A great way forward for any government would be to commit to funding and regulatory regimes that embed preventative and restorative pillars to our health, support and care systems. Regimes that empower individuals to optimise their health and well-being. Imagine that – a society that invests in opportunities for people to live and age well, thus reducing the impact on public health and economic resources.
Of course some of our elders will require different types of assistance. It is our responsibility as a society to be more aware of the risks and challenges for older members of our community such as the threat of elder abuse and the need for access to great care and services when required. The vulnerable must be protected and all people no matter how frail or old supported to age successfully. A comprehensive approach is required from all levels of society to ensure our infrastructure, systems and rules foster ‘successful ageing’.

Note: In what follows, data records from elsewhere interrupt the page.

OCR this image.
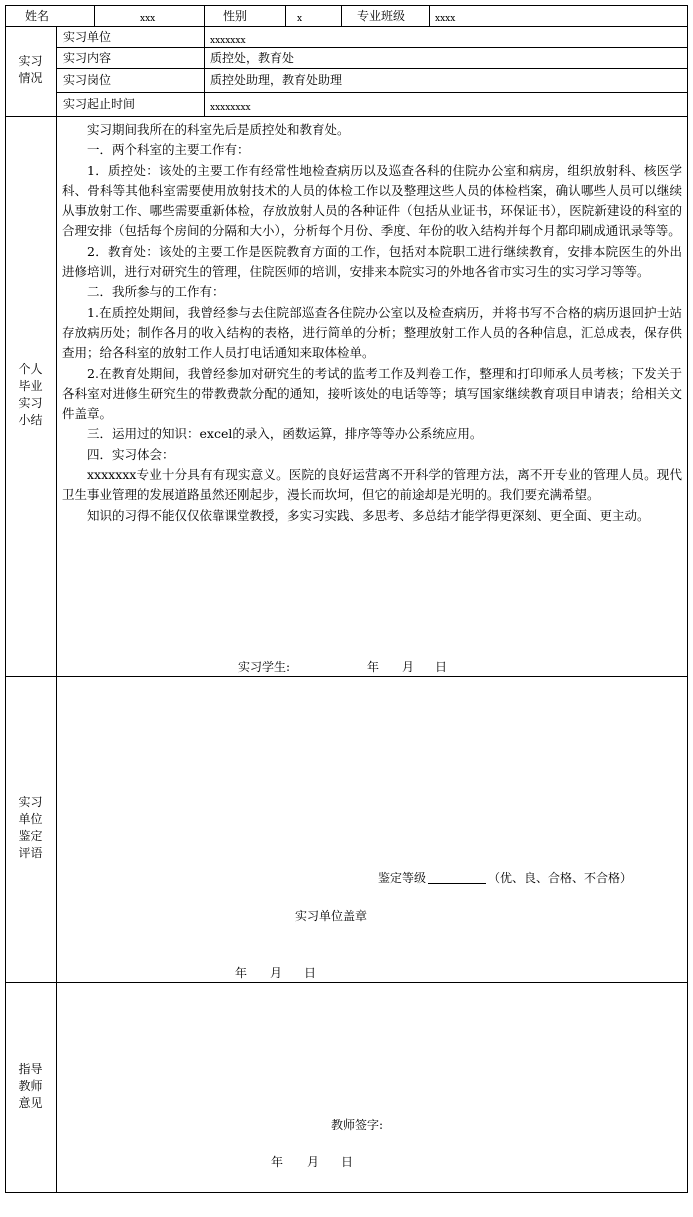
姓名	xxx	性别	x	专业班级	xxxx
实习
情况
实习单位	xxxxxxx
实习内容	质控处，教育处
实习岗位	质控处助理，教育处助理
实习起止时间	xxxxxxxx
个人
毕业
实习
小结

实习期间我所在的科室先后是质控处和教育处。

一．两个科室的主要工作有：

1．质控处：该处的主要工作有经常性地检查病历以及巡查各科的住院办公室和病房，组织放射科、核医学科、骨科等其他科室需要使用放射技术的人员的体检工作以及整理这些人员的体检档案，确认哪些人员可以继续从事放射工作、哪些需要重新体检，存放放射人员的各种证件（包括从业证书，环保证书），医院新建设的科室的合理安排（包括每个房间的分隔和大小），分析每个月份、季度、年份的收入结构并每个月都印刷成通讯录等等。

2．教育处：该处的主要工作是医院教育方面的工作，包括对本院职工进行继续教育，安排本院医生的外出进修培训，进行对研究生的管理，住院医师的培训，安排来本院实习的外地各省市实习生的实习学习等等。

二．我所参与的工作有：

1.在质控处期间，我曾经参与去住院部巡查各住院办公室以及检查病历，并将书写不合格的病历退回护士站存放病历处；制作各月的收入结构的表格，进行简单的分析；整理放射工作人员的各种信息，汇总成表，保存供查用；给各科室的放射工作人员打电话通知来取体检单。

2.在教育处期间，我曾经参加对研究生的考试的监考工作及判卷工作，整理和打印师承人员考核；下发关于各科室对进修生研究生的带教费款分配的通知，接听该处的电话等等；填写国家继续教育项目申请表；给相关文件盖章。

三．运用过的知识：excel的录入，函数运算，排序等等办公系统应用。

四．实习体会：

xxxxxxx专业十分具有有现实意义。医院的良好运营离不开科学的管理方法，离不开专业的管理人员。现代卫生事业管理的发展道路虽然还刚起步，漫长而坎坷，但它的前途却是光明的。我们要充满希望。

知识的习得不能仅仅依靠课堂教授，多实习实践、多思考、多总结才能学得更深刻、更全面、更主动。

实习学生:	年 月 日
实习
单位
鉴定
评语
鉴定等级	（优、良、合格、不合格）
实习单位盖章
年 月 日
指导
教师
意见
教师签字:
年 月 日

Successful ageing must be self-defined and underpinned by an understanding that irrespective of one’s health or social circumstances, there are passions to be pursued and potential to be realised. We must provide information and education to our communities about successful ageing. Namely the paramount importance of planning to retain one’s control, the immense value of positivity and the need for participation.
Our societal responsibility is multi-faceted but surely indisputable. Whether we uphold it or not will determine whether the doubling of our lifespans over the past 150 years becomes our greatest accomplishment or our worst crisis.
The onus is on each of us to ensure our aspirant governments act in accordance with this responsibility.